Sprawdź również: Szukają pracowników od zaraz. Oferują ponad 10 tysięcy zł i zakwaterowanie
Na tym jednak korzyści się nie kończą. Pracownicy SkiResortu mogą liczyć na bezpłatny nocleg i wyżywienie, a także pełen zestaw benefitów.
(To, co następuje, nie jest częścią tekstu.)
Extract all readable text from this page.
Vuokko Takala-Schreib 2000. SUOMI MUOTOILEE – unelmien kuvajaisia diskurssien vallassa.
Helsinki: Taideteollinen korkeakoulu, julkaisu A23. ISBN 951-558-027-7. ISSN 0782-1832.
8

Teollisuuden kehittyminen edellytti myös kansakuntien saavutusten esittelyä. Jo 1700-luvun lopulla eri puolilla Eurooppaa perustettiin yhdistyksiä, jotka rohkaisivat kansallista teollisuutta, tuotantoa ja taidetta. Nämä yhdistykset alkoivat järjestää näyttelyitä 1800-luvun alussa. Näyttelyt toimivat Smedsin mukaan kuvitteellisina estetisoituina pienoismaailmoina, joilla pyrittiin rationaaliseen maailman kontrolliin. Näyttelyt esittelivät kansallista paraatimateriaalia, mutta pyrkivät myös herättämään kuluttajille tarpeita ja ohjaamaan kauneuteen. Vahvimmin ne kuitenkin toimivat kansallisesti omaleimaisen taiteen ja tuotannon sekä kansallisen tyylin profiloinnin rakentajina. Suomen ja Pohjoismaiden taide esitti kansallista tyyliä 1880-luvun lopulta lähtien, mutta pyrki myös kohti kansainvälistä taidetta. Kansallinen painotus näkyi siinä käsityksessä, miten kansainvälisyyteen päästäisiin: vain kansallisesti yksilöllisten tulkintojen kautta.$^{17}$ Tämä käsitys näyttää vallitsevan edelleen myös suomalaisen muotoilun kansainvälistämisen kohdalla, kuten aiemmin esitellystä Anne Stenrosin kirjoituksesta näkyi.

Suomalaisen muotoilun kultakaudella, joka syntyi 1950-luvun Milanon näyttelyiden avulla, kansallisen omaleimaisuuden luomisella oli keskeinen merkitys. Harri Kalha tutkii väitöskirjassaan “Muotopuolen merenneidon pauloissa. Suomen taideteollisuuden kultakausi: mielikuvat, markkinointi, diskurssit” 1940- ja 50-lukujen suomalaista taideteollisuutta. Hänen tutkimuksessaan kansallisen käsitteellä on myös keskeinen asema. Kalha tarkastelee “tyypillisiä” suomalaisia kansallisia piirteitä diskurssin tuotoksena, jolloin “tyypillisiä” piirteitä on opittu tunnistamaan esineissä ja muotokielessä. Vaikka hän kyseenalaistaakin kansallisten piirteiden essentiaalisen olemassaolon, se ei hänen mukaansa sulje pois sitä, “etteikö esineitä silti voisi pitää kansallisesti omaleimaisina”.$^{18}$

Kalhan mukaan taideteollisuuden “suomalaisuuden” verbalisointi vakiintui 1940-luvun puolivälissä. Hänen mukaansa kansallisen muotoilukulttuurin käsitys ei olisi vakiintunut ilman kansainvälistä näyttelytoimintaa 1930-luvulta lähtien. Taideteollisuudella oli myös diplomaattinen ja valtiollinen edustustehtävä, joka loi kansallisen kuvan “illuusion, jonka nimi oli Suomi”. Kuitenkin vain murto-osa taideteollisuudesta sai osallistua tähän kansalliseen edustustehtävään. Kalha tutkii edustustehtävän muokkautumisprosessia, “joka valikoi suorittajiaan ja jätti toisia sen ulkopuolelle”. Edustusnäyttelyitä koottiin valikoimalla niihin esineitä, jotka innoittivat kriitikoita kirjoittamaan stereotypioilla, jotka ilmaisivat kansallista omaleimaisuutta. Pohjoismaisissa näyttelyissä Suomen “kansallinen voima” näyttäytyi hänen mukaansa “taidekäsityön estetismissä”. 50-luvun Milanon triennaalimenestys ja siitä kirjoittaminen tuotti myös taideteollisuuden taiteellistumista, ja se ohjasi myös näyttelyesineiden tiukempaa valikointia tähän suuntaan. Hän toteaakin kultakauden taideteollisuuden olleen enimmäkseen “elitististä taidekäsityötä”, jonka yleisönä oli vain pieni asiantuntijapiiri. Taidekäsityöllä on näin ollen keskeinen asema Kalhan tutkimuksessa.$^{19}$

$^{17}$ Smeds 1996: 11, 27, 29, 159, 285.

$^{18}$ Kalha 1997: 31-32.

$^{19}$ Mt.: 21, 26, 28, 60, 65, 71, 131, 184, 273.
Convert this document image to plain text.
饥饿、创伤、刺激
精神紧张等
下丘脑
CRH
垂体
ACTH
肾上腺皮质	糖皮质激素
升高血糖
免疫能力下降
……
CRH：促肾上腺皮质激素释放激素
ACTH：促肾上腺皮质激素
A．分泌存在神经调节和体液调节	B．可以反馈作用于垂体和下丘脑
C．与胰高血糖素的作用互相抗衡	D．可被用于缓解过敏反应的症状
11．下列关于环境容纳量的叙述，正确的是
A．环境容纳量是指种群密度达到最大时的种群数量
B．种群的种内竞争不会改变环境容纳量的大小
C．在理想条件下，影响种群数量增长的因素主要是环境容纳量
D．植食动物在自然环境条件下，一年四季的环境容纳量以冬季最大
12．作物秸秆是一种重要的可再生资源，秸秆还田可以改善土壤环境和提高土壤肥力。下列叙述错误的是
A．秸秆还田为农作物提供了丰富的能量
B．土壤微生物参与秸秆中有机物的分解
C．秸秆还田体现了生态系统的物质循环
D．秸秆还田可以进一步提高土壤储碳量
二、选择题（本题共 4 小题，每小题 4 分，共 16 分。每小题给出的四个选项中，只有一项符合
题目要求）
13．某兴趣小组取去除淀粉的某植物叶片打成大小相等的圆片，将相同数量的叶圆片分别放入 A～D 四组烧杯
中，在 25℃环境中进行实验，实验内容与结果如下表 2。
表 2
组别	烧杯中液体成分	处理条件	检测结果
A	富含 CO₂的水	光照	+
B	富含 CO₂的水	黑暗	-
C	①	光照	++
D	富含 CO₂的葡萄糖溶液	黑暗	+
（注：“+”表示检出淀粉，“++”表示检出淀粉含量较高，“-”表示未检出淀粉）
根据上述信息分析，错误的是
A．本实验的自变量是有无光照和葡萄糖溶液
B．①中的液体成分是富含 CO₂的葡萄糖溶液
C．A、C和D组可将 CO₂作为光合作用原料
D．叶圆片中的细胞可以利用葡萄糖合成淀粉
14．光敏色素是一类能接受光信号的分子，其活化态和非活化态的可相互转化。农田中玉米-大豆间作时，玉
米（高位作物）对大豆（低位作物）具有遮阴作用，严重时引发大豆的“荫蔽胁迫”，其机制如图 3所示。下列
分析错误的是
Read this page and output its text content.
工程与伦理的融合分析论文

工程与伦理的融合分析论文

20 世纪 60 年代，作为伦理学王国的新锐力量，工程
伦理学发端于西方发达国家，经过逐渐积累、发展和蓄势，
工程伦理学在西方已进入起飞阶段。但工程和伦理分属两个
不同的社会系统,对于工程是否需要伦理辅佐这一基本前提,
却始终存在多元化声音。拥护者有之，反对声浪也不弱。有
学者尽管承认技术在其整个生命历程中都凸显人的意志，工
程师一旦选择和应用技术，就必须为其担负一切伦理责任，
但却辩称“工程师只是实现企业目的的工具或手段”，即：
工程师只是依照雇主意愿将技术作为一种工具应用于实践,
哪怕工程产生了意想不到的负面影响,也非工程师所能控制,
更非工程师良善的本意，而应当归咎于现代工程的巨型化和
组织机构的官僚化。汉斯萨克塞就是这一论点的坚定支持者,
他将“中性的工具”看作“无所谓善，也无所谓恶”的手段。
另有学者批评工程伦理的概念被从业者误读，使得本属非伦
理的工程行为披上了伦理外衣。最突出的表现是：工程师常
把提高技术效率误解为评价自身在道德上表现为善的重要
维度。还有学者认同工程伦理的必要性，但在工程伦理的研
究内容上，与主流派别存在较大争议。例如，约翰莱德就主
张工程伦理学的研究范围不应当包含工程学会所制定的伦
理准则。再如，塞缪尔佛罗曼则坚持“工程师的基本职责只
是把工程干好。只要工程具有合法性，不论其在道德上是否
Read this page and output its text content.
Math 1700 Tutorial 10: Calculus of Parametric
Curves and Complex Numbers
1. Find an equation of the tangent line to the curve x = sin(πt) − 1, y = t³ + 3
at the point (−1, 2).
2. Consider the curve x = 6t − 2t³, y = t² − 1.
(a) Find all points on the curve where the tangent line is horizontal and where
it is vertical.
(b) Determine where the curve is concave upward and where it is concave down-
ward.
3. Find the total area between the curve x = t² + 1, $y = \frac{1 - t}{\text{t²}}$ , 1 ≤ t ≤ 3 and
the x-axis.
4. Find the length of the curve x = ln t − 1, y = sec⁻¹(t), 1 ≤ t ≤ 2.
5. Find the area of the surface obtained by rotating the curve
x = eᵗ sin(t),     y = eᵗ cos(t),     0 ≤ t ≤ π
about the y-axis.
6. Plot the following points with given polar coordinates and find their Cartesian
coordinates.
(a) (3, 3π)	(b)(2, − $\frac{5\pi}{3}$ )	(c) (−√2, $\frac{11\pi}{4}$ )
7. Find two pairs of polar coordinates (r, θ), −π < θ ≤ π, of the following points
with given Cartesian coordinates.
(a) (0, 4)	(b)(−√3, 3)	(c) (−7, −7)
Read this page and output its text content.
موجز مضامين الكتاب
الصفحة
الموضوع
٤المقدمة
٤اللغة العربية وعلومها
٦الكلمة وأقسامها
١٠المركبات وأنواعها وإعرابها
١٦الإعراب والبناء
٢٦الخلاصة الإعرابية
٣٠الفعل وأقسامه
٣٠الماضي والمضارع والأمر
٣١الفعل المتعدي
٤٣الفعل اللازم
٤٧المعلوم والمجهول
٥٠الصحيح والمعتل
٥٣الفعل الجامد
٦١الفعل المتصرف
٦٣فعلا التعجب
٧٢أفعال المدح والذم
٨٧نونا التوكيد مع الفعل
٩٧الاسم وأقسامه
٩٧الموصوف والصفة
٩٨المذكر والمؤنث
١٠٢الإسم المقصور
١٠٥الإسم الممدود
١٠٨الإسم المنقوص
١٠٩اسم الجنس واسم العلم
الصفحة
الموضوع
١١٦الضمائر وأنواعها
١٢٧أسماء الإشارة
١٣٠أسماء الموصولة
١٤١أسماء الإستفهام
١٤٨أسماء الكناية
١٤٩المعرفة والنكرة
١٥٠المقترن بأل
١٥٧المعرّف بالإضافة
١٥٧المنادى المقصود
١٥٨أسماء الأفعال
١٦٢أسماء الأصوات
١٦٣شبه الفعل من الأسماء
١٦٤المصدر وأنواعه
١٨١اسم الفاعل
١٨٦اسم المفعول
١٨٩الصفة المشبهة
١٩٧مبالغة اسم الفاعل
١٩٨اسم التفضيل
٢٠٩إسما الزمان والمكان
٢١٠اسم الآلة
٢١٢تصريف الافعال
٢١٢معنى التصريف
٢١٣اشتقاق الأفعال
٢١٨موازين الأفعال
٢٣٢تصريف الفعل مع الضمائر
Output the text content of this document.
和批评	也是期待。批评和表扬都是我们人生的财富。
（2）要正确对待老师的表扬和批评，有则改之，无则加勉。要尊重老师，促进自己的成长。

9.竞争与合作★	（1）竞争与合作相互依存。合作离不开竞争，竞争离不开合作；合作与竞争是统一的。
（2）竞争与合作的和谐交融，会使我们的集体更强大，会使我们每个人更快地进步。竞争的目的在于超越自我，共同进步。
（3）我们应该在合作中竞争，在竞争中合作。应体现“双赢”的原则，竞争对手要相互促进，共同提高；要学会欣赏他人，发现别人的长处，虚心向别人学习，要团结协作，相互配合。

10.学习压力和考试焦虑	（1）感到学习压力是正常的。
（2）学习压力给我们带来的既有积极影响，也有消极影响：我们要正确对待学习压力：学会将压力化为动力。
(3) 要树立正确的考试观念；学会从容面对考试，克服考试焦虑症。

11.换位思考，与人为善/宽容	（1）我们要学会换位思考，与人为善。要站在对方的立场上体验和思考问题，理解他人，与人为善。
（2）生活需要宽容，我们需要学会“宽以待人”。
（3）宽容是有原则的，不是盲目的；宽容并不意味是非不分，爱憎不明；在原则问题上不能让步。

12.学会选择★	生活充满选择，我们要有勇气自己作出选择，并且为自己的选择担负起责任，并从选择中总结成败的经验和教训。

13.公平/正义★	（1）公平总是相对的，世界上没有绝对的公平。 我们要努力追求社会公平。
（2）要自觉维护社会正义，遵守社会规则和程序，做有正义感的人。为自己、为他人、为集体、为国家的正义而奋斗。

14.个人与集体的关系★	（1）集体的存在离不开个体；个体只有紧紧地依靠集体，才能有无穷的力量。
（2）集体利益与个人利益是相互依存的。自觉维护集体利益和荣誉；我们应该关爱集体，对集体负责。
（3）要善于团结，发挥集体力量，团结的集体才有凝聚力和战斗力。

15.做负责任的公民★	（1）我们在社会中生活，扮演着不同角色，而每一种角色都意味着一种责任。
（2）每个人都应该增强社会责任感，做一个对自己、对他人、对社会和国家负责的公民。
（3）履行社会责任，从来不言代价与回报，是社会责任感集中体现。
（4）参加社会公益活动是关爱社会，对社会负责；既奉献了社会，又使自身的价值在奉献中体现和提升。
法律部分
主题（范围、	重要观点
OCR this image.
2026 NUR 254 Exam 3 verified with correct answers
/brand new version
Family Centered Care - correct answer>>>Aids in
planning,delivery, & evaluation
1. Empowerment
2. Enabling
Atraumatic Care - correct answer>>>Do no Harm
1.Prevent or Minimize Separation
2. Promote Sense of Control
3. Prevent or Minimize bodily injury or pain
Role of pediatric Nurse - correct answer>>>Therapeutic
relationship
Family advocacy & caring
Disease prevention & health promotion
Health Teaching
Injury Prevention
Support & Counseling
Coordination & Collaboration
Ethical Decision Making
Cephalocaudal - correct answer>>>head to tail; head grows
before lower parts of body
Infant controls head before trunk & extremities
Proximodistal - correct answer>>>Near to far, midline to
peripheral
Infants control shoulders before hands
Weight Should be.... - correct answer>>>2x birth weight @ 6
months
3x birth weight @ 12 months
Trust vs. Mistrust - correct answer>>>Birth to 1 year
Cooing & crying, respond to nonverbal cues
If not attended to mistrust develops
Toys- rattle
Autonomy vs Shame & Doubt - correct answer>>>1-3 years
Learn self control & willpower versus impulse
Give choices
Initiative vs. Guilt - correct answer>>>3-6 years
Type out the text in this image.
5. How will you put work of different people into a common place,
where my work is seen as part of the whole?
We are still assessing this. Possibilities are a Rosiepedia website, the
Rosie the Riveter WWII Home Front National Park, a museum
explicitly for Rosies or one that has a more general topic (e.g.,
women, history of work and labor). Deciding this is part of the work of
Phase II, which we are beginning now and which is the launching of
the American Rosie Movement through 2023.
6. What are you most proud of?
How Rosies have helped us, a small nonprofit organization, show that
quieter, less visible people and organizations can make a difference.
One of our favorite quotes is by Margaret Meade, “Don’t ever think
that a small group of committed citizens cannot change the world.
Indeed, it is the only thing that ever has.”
Wśród nich:
- całosezonowy karnet narciarski (wraz z jazdą wieczorową),
- odzież Helly Hansen,
- zniżki na sprzęt renomowanych marek, takich jak Salomon czy Atomic,
- regularne treningi z czeskimi instruktorami APUL.
Taki pakiet sprawia, że praca w czeskim kurorcie to nie tylko sposób na zarobek, ale też okazja, by zimę spędzić aktywnie — na stoku, w termach i w górskim klimacie, który przyciąga co roku tysiące pasjonatów sportów zimowych.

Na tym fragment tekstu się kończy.